🇺🇦🇷🇺 Escalation russo-ucraina
L’8 aprile il presidente dell’Ucraina Volodymyr Zelensky si è recato nell’Est del paese, flagellato da una guerra strisciante che dura ormai da sette anni (6 aprile 2014) e che ha causato circa 14 mila morti. “La visita ha luogo in zone dove l’armistizio è stato infranto svariate volte negli ultimi giorni e ha come obiettivo rinvigorire lo spirito di lotta”, recita il comunicato della presidenza. Di tutta risposta, si è assistito nella sola giornata di giovedì a ben 15 violazioni del cessate-il-fuoco a opera dei separatisti filorussi. Da inizio anno si registrano 25 morti tra le file dell’Esercito di Kiev – segno di una ripresa delle tensioni tra Russia e Stati Uniti dopo il distaccato quadriennio trumpiano.

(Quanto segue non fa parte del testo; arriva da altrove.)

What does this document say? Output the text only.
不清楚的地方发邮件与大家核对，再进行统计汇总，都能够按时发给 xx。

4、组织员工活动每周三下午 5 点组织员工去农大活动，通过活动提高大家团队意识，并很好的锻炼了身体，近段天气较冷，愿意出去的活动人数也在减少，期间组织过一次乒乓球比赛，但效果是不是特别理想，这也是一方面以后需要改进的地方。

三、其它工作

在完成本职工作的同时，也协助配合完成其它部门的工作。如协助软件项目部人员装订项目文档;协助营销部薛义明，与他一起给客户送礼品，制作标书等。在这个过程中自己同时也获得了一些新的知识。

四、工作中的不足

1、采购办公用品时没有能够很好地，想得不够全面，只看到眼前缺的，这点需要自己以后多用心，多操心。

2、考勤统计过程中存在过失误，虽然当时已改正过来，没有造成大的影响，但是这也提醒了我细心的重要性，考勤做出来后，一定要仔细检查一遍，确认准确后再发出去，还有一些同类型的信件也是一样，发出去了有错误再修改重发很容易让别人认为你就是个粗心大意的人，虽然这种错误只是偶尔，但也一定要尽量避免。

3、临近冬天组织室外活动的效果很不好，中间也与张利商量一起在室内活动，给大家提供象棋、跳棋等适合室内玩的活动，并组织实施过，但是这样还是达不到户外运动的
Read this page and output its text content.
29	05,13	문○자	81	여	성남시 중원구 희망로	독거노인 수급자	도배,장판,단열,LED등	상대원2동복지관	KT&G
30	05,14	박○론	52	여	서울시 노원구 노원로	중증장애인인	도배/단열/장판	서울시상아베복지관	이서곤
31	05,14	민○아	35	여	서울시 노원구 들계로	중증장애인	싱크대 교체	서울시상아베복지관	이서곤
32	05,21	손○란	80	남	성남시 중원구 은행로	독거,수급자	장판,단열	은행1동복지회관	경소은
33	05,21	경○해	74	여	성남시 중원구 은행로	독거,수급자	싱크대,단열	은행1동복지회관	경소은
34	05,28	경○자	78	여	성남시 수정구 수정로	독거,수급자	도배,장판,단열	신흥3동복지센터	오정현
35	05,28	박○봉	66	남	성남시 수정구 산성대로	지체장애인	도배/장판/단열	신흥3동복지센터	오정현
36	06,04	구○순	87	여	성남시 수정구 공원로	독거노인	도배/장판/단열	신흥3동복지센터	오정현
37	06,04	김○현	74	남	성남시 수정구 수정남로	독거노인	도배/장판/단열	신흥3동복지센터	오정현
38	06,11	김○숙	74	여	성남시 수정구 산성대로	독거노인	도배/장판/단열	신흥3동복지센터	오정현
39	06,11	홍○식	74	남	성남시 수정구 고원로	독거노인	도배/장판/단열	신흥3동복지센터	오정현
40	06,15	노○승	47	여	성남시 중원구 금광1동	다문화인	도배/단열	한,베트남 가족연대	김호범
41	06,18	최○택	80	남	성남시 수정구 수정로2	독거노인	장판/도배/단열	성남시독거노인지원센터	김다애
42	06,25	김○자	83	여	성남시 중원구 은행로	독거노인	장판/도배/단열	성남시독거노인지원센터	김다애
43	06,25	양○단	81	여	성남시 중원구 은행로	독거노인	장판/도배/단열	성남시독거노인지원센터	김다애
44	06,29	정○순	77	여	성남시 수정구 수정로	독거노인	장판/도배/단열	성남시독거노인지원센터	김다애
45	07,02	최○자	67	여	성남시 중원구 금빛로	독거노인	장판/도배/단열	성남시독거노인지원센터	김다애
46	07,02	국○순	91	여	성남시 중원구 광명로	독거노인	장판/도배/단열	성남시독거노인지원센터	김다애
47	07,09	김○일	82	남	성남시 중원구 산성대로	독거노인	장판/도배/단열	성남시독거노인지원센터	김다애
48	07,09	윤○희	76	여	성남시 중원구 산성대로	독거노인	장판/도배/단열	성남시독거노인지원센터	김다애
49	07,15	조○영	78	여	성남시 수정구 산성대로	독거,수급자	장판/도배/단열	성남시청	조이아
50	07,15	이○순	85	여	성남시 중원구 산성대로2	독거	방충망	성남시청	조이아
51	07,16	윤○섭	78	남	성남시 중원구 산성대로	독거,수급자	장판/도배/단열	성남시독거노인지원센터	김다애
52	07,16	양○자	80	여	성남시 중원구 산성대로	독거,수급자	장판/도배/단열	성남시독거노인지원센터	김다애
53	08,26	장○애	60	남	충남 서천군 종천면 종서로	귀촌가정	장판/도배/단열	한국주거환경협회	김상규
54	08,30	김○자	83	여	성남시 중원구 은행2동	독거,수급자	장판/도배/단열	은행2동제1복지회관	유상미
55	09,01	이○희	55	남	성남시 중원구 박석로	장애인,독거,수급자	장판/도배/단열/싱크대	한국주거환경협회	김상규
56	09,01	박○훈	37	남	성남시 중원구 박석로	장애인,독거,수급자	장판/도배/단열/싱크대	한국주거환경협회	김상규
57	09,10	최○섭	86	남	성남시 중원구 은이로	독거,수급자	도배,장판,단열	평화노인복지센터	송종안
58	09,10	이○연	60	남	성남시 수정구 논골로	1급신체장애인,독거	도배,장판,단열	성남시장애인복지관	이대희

L’amministrazione Biden pare intenzionata, almeno sul piano verbale, a non fare concessioni a Mosca. La guerra per procura tra le due grandi potenze deve continuare e soprattutto non deve essere dimenticata. Lo scopo è ricompattare i paesi alleati, azzerando i molti distinguo delle cancellerie occidentali. A tal fine il segretario alla Difesa statunitense Lloyd Austin visiterà nei prossimi giorni Israele, Germania, Regno Unito e la sede Nato di Bruxelles per spronare i governi alleati a serrare i ranghi, quantomeno in termini diplomatici.
Tuttavia questo approccio alimenta la diffidenza di Mosca, consapevole della consistente presenza alla Casa Bianca di funzionari attivi durante le fasi iniziali della crisi di Jevromaidan nel 2014. E l’insistita richiesta di Zelensky di un ingresso repentino dell’Ucraina nella Nato puzza di bruciato fin nelle stanze moscovite. La mossa del capo di Stato ucraino è principalmente dissuasiva nei confronti del Cremlino, ma rischia di provocare un’azione preventiva e risoluta di Mosca. Il vicepremier russo Dmitrij Kozak – sagace consigliere del presidente Vladimir Putin – non esclude un intervento diretto delle Forze armate russe nel Donbas per “evitare una seconda Srebrenica”. La legittimità dell’intervento sarebbe riconducibile alla Costituzione della Federazione, che impone la protezione dei cittadini russi anche se residenti all’estero. L’ingente concentrazione di truppe in Crimea e lungo i confini orientali dell’Ucraina costituisce al contempo un avvertimento a Kiev e una base di pronto intervento, qualora la situazione degenerasse. La capillarità delle 4.048 esercitazioni militari programmate ad aprile su tutto il territorio della Federazione è invece un messaggio rivolto all’assertiva Washington. Il comando delle Forze armate statunitensi in Europa ha innalzato al massimo il livello d’allerta.
La Sbu (intelligence ucraina) dà per imminente l’occupazione russa. A concretizzare tale scenario potrebbe essere l’impiego dei famigerati droni turchi Bayraktar Tb2 – già nella disponibilità di Kiev – contro le repubbliche separatiste di Luhans’k e Donec’k, magari colpendo involontariamente dei civili. La Casa Bianca potrebbe non sollevare obiezioni all’utilizzo di queste formidabili armi in Ucraina orientale, poiché in un colpo solo sarebbe impedita la normalizzazione dei rapporti tra i due paesi slavi (Russia e Ucraina) e logorata la relazione tra le due potenze eurasiatiche (Russia e Turchia).